Évoquons ainsi, à Lyon, la statue de Neptune sortie des eaux en 1854 lors de la construction du pont Morand et, plus récemment, un bateau d’époque romaine (IIè siècle) révélé lors du chantier du parking de la place Tolozan. Il arrive parfois que le fleuve lui-même découvre des vestiges : en 1938, des basses eaux exceptionnelles font apparaître à Vienne, en rive droite du Rhône, des pilotis en bois laissant supposer l’existence d’un pont romain.
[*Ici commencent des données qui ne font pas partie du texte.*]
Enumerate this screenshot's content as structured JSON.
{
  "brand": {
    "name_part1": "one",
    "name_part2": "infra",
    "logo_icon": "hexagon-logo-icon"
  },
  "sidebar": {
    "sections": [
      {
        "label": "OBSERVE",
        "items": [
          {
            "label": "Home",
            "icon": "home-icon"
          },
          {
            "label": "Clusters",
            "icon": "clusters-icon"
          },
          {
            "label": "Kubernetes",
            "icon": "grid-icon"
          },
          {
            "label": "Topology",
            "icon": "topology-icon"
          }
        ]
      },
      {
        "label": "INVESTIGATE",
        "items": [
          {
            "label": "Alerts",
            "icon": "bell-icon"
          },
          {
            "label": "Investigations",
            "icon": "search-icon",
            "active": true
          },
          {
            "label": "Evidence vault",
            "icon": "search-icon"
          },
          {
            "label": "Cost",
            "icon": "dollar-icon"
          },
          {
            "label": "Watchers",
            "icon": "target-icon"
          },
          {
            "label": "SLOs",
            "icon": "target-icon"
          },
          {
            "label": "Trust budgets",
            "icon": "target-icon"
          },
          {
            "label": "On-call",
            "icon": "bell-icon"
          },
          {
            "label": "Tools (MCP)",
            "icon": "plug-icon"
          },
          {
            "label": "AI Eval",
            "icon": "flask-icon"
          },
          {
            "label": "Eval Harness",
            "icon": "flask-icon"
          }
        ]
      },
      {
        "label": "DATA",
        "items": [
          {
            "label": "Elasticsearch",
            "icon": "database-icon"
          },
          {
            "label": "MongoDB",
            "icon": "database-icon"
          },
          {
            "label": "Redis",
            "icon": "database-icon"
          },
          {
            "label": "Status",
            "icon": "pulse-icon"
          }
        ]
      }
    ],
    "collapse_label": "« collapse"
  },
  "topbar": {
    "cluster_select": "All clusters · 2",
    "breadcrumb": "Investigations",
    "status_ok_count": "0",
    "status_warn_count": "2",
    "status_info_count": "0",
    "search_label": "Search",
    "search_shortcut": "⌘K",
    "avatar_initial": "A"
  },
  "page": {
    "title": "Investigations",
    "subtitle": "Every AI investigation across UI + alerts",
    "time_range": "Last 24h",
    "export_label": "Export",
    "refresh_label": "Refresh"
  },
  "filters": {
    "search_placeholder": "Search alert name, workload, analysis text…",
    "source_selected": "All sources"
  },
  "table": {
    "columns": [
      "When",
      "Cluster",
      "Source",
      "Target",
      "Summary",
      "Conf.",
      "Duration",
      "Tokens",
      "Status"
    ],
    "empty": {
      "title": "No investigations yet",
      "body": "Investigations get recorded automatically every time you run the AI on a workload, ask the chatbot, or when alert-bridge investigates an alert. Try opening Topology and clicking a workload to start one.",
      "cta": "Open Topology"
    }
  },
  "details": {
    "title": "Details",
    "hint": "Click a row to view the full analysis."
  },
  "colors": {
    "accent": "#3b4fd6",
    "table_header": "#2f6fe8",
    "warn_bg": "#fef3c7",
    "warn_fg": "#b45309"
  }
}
Les chantiers et les campagnes de fouilles dans le lit du fleuve actuel ou ancien sont rares : hormis celles d’Arles ayant révélé un patrimoine exceptionnel (vestiges d’un pont, amphores, etc.), on ne peut mentionner que celles entreprises avant la construction des barrages de Seyssel, sur le Haut Rhône, qui avaient permis de repérer une agglomération gallo-romaine. Mais ce site a été remblayé depuis, de même que celui de Chance-sur-Léman daté de l’âge du bronze.
Citons encore les fouilles conduites en 2003 à l’emplacement du pont Sablet sur la Saône qui ont permis de retrouver, notamment, une embarcation du XVIIè siècle.
Ainsi, Saint-Romain-en-Gal et Larina (Hyères-sur-Amby) font partie des rares lieux de la Moyenne Vallée du Rhône témoignant de la vie au bord du Rhône dans les temps les plus reculés.
L’archéologie fluviale rhodanienne reste un parent pauvre, alors que ses enseignements nous fourniraient de précieux éléments d’appréciation sur ce fleuve et ses activités depuis que l’homme le fréquente.